‘Gravitational waves detected 100 years after Einstein’s prediction’
Literally, gravitational waves are ripples in space-time’s curvature that are caused by collisions of massive and compact cosmic objects like black holes and neutron stars. Early Thursday, the National Science Foundation revealed they finally recorded proof of a phenomena Einstein predicted 100 years ago in his theory of relativity.
“Until this moment, we had our eyes on the sky and we couldn’t hear the music”, said Columbia University astrophysicist Szabolcs Marka, a member of the discovery team.

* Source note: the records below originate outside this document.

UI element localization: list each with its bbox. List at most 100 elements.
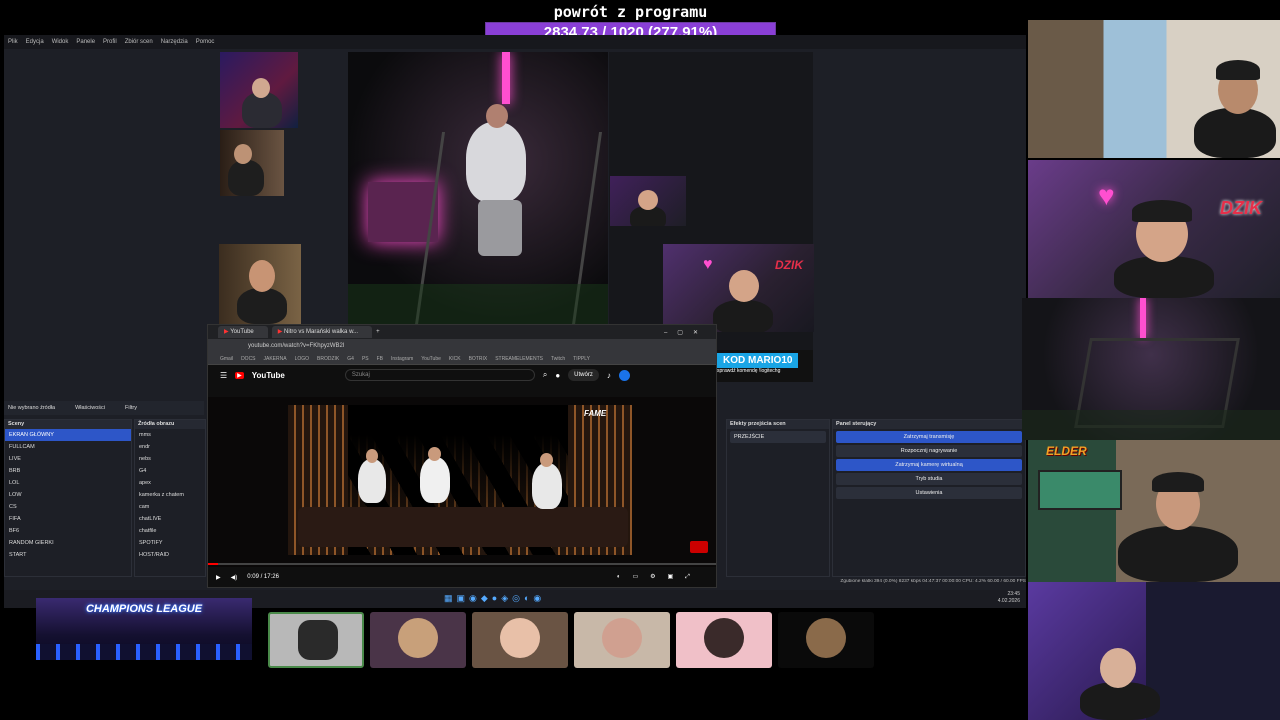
bookmark-fb[interactable]: FB xyxy=(377,356,383,362)
bookmark-streamelements[interactable]: STREAMELEMENTS xyxy=(495,356,543,362)
scene-item[interactable]: START xyxy=(5,549,131,561)
source-item[interactable]: cam xyxy=(135,501,205,513)
preview-cam-dzik-small xyxy=(610,176,686,226)
source-item[interactable]: mms xyxy=(135,429,205,441)
stop-stream-button[interactable]: Zatrzymaj transmisję xyxy=(836,431,1022,443)
thumb-face-4[interactable] xyxy=(676,612,772,668)
thumb-face-1[interactable] xyxy=(370,612,466,668)
thumb-car[interactable] xyxy=(268,612,364,668)
source-item[interactable]: HOST/RAID xyxy=(135,549,205,561)
youtube-logo-icon[interactable]: ▶ xyxy=(235,371,244,379)
transition-select[interactable]: PRZEJŚCIE xyxy=(730,431,826,443)
bookmark-jakerna[interactable]: JAKERNA xyxy=(264,356,287,362)
bookmark-instagram[interactable]: Instagram xyxy=(391,356,413,362)
scenes-dock: Sceny EKRAN GŁÓWNY FULLCAM LIVE BRB LOL … xyxy=(4,419,132,577)
source-item[interactable]: chatLIVE xyxy=(135,513,205,525)
scene-item[interactable]: FIFA xyxy=(5,513,131,525)
source-item[interactable]: kamerka z chatem xyxy=(135,489,205,501)
scene-item[interactable]: FULLCAM xyxy=(5,441,131,453)
start-recording-button[interactable]: Rozpocznij nagrywanie xyxy=(836,445,1022,457)
taskbar-apps-icon[interactable]: ▦▣◉◆●◈◎◐◉ xyxy=(444,593,545,604)
source-item[interactable]: G4 xyxy=(135,465,205,477)
bookmark-botrix[interactable]: BOTRIX xyxy=(469,356,488,362)
preview-cam-gaming xyxy=(220,52,298,128)
youtube-logo[interactable]: YouTube xyxy=(252,371,285,380)
scenes-header: Sceny xyxy=(5,420,131,429)
bookmark-tipply[interactable]: TIPPLY xyxy=(573,356,590,362)
tab-youtube[interactable]: ▶ YouTube xyxy=(218,326,268,338)
menu-view[interactable]: Widok xyxy=(52,35,69,49)
bookmark-ps[interactable]: PS xyxy=(362,356,369,362)
properties-button[interactable]: Właściwości xyxy=(75,405,105,411)
thumb-face-3[interactable] xyxy=(574,612,670,668)
cam-dzik: ♥ DZIK xyxy=(1028,160,1280,298)
scene-item[interactable]: CS xyxy=(5,501,131,513)
search-icon[interactable]: ⌕ xyxy=(543,370,547,380)
filters-button[interactable]: Filtry xyxy=(125,405,137,411)
new-tab-icon[interactable]: + xyxy=(376,329,380,335)
bookmark-twitch[interactable]: Twitch xyxy=(551,356,565,362)
tab-video[interactable]: ▶ Nitro vs Marański walka w... xyxy=(271,326,373,338)
preview-cam-bearded xyxy=(219,244,301,324)
scene-item[interactable]: LOW xyxy=(5,489,131,501)
source-item[interactable]: SPOTIFY xyxy=(135,537,205,549)
bookmark-logo[interactable]: LOGO xyxy=(295,356,309,362)
bookmark-youtube[interactable]: YouTube xyxy=(421,356,441,362)
scene-item[interactable]: BRB xyxy=(5,465,131,477)
search-input[interactable]: Szukaj xyxy=(344,369,535,381)
sources-dock: Źródła obrazu mms endr nebs G4 apex kame… xyxy=(134,419,206,577)
menu-docks[interactable]: Panele xyxy=(76,35,95,49)
video-controls: ▶ ◀) 0:09 / 17:26 ◐▭⚙▣⤢ xyxy=(208,567,716,587)
source-item[interactable]: apex xyxy=(135,477,205,489)
menu-tools[interactable]: Narzędzia xyxy=(161,35,188,49)
hamburger-icon[interactable]: ☰ xyxy=(220,371,227,380)
browser-tabstrip: ▶ YouTube ▶ Nitro vs Marański walka w...… xyxy=(208,325,716,339)
bookmark-kick[interactable]: KICK xyxy=(449,356,461,362)
menu-file[interactable]: Plik xyxy=(8,35,18,49)
thumb-face-5[interactable] xyxy=(778,612,874,668)
source-item[interactable]: nebs xyxy=(135,453,205,465)
volume-icon[interactable]: ◀) xyxy=(231,574,238,581)
transitions-dock: Efekty przejścia scen PRZEJŚCIE xyxy=(726,419,830,577)
stop-virtualcam-button[interactable]: Zatrzymaj kamerę wirtualną xyxy=(836,459,1022,471)
champions-league-banner: CHAMPIONS LEAGUE xyxy=(36,598,252,660)
menu-profile[interactable]: Profil xyxy=(103,35,117,49)
avatar[interactable] xyxy=(618,369,630,381)
source-item[interactable]: chatfile xyxy=(135,525,205,537)
controls-header: Panel sterujący xyxy=(833,420,1025,429)
studio-mode-button[interactable]: Tryb studia xyxy=(836,473,1022,485)
address-bar[interactable]: youtube.com/watch?v=FKhpyzWB2I xyxy=(208,339,716,353)
dzik-logo: DZIK xyxy=(1220,198,1262,218)
bookmark-docs[interactable]: DOCS xyxy=(241,356,255,362)
video-progress-track[interactable] xyxy=(208,563,716,565)
play-icon[interactable]: ▶ xyxy=(216,574,221,581)
bookmark-brodzik[interactable]: BRODZIK xyxy=(317,356,339,362)
settings-button[interactable]: Ustawienia xyxy=(836,487,1022,499)
menu-scene-collection[interactable]: Zbiór scen xyxy=(125,35,153,49)
cam-treadmill-room xyxy=(1022,298,1280,440)
menu-help[interactable]: Pomoc xyxy=(196,35,215,49)
preview-cam-dzik-large: ♥ DZIK xyxy=(663,244,814,332)
subscribe-icon[interactable] xyxy=(690,541,708,553)
youtube-video[interactable]: FAME xyxy=(208,397,716,567)
source-item[interactable]: endr xyxy=(135,441,205,453)
champions-title: CHAMPIONS LEAGUE xyxy=(85,603,203,615)
scene-item[interactable]: LOL xyxy=(5,477,131,489)
preview-cam-desk xyxy=(220,130,284,196)
player-settings-icons[interactable]: ◐▭⚙▣⤢ xyxy=(617,573,702,581)
obs-menubar: Plik Edycja Widok Panele Profil Zbiór sc… xyxy=(4,35,1026,49)
bookmark-gmail[interactable]: Gmail xyxy=(220,356,233,362)
scene-item[interactable]: BF6 xyxy=(5,525,131,537)
create-button[interactable]: Utwórz xyxy=(568,369,599,381)
window-controls-icon[interactable]: –▢✕ xyxy=(664,329,708,336)
menu-edit[interactable]: Edycja xyxy=(26,35,44,49)
cam-hotel-room xyxy=(1028,20,1280,158)
bookmark-g4[interactable]: G4 xyxy=(347,356,354,362)
scene-item[interactable]: EKRAN GŁÓWNY xyxy=(5,429,131,441)
bookmarks-bar: Gmail DOCS JAKERNA LOGO BRODZIK G4 PS FB… xyxy=(208,353,716,365)
scene-item[interactable]: LIVE xyxy=(5,453,131,465)
scene-item[interactable]: RANDOM GIERKI xyxy=(5,537,131,549)
mic-icon[interactable]: ● xyxy=(555,371,560,380)
thumb-face-2[interactable] xyxy=(472,612,568,668)
bell-icon[interactable]: ♪ xyxy=(607,371,611,380)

Physics grad Grant Meadors ’08 is part of the team that first detected a gravitational wave.
“The remarkable fact is that the gravitational wave is stretching the space between the mirrors”, said Jonah Kanner, a research scientists at the LIGO laboratory at Caltech.
As per the scientists who made the announcement, the waves which were discovered triggered by two blackholes colliding to form a larger blackhole nearly 1.3 billion years ago. “Ladies and gentlemen, we have detected gravitational waves”. The phrase has been on everyone’s lips. “To describe an event so remote in time and space and so far away from our own experience is really incredible”.
The US-based Laser Interferometer Gravitational-wave Observatory (LIGO) announced its groundbreaking discovery of gravitational waves on Thursday, as foreseen by Albert Einstein’s general theory of relativity a century ago.
“This discovery comes at the culmination of decades of instrument research and development, through a world-wide effort of thousands of researchers”, the scientists said. “In this case, we’re actually getting to hear black holes merging”.
In the first two runs of the animation, the sound-wave frequencies exactly match the frequencies of the gravitational waves. Cofounded in 1992 by Kip Thorne and Ronald Drever of Caltech and Rainer Weiss of MIT, LIGO is a joint project between scientists at MIT, Caltech, and many other colleges and universities.
LIGO uses 4km-long pipes to detect the waves, 3000 kilometres apart, in Washington and Louisiana.
Former director of IUCAA, Ajit Kembhavi, said the Indian scientific community contributed greatly in developing methods for analysing the data received from the two detectors in America. However, in actuality, the mirrors DID NOT move, the space between and around them did!